Talking to reporters at a press conference in the Cuban capital of Havana, chief rebel negotiator “Ivan Marquez” stressed that the talks had produced a number of partial agreements.
“The country should know that until now there are more than 30 sheets containing agreements between the Colombian government and the FARC-EP … and that this progress fills us with optimism to continue,” said Marquez, responding to President Juan Manuel Santos who had urged negotiators to accelerate the talks as public support is dropping.
The rebels accused Santos of slowing down the negotiations by pushing legislation related to the peace talks and ordering an intensification of operations in order to weaken the rebel structures in the south of the country.
“The government should not in the same trap as always, pretending to make the peace process a farce of submission. We want to reconcile, not surrender,” Marquez said.
Instead of intensifying the military conflict, the rebel leader reiterated his group’s support for a bilateral ceasefire for the duration of the talks.
“Over the past year, in the middle of confrontations, a lot has been constructed in terms of agreements.

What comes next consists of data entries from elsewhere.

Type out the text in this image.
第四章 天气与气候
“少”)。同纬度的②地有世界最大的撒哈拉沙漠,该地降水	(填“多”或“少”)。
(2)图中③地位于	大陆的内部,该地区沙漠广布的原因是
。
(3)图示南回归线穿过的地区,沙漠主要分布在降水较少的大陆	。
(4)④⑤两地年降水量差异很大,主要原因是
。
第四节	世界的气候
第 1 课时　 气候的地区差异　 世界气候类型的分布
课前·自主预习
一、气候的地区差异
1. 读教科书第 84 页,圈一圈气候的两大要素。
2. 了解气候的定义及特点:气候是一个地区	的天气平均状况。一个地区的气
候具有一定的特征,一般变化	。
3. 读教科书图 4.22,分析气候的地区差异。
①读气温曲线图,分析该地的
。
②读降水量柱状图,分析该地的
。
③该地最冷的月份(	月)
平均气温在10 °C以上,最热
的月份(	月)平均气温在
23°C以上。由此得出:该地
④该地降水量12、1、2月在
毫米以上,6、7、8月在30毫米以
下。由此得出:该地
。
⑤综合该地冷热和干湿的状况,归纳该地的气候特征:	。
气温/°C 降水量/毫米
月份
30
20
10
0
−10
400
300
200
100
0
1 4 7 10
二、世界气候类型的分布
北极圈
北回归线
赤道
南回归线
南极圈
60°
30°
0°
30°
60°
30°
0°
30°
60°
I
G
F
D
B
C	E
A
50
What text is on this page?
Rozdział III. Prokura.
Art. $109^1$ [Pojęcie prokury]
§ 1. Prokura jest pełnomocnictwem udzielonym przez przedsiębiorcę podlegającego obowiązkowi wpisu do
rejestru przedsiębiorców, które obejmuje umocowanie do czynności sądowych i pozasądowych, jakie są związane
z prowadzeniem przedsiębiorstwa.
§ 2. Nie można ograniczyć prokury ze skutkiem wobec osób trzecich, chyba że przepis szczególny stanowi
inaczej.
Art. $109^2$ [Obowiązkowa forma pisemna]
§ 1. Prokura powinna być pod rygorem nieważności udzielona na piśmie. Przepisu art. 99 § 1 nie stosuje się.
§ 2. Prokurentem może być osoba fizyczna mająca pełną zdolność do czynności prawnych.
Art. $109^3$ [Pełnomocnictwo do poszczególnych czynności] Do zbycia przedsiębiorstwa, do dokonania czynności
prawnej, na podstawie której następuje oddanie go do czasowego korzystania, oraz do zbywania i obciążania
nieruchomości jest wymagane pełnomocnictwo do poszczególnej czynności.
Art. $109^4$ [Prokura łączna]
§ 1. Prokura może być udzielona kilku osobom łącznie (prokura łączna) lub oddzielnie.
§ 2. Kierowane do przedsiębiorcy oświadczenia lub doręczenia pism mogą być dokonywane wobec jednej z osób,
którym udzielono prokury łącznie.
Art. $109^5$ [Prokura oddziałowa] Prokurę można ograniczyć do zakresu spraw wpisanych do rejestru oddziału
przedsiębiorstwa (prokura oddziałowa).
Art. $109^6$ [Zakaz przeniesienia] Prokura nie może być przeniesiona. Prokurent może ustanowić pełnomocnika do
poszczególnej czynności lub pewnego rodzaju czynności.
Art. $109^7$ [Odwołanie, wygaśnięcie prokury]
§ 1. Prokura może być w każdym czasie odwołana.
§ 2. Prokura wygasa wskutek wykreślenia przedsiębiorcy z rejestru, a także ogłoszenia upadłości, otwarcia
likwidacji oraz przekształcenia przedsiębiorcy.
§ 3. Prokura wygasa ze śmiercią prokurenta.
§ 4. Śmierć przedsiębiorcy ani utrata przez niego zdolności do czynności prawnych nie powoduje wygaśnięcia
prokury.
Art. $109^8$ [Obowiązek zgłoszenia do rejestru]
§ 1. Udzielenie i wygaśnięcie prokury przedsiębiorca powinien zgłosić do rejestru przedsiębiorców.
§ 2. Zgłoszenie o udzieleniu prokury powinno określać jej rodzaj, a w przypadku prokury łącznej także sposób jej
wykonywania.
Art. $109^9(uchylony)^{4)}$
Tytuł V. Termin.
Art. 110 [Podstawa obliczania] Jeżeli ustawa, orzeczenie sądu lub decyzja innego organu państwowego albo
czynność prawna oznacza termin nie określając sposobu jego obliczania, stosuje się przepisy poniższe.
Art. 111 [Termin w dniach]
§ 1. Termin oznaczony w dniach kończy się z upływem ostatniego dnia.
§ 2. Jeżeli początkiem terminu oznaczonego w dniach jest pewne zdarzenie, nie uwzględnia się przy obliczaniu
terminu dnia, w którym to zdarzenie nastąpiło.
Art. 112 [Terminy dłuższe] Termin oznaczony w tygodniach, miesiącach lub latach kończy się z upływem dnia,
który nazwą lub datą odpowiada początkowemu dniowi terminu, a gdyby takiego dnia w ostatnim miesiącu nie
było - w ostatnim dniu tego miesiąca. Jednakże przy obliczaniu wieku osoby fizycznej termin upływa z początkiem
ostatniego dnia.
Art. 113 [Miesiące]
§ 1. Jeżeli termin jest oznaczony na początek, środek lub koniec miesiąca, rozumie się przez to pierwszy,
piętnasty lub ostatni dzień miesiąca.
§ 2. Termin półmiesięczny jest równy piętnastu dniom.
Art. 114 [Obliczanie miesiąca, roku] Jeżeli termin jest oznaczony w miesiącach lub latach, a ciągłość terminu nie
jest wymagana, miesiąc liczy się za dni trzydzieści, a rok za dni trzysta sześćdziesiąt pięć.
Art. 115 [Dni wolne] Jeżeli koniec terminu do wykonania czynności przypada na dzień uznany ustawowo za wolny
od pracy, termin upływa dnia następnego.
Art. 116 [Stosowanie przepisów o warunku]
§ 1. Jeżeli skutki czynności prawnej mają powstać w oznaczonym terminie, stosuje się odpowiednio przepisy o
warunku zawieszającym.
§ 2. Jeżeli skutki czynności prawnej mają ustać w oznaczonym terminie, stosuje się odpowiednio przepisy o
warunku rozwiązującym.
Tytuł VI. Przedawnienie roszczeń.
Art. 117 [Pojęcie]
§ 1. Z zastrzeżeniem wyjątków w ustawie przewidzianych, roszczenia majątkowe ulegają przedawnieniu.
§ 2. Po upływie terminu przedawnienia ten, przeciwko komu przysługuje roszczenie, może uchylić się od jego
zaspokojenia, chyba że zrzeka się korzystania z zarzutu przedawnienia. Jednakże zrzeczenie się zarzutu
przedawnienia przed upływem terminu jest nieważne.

How much more would we have achieved if the government had accepted to grant Colombians the tranquility that can be derived from a bilateral ceasefire and an end to hostilities?” Marquez rhetorically asked the reporters.
Delegates of the FARC and the Santos administrations have been involved in formal peace talks since November last year. The government has refused previous calls for a bilateral ceasefire amid fear the rebels might use the absence of military pressure to reorganize their fighters.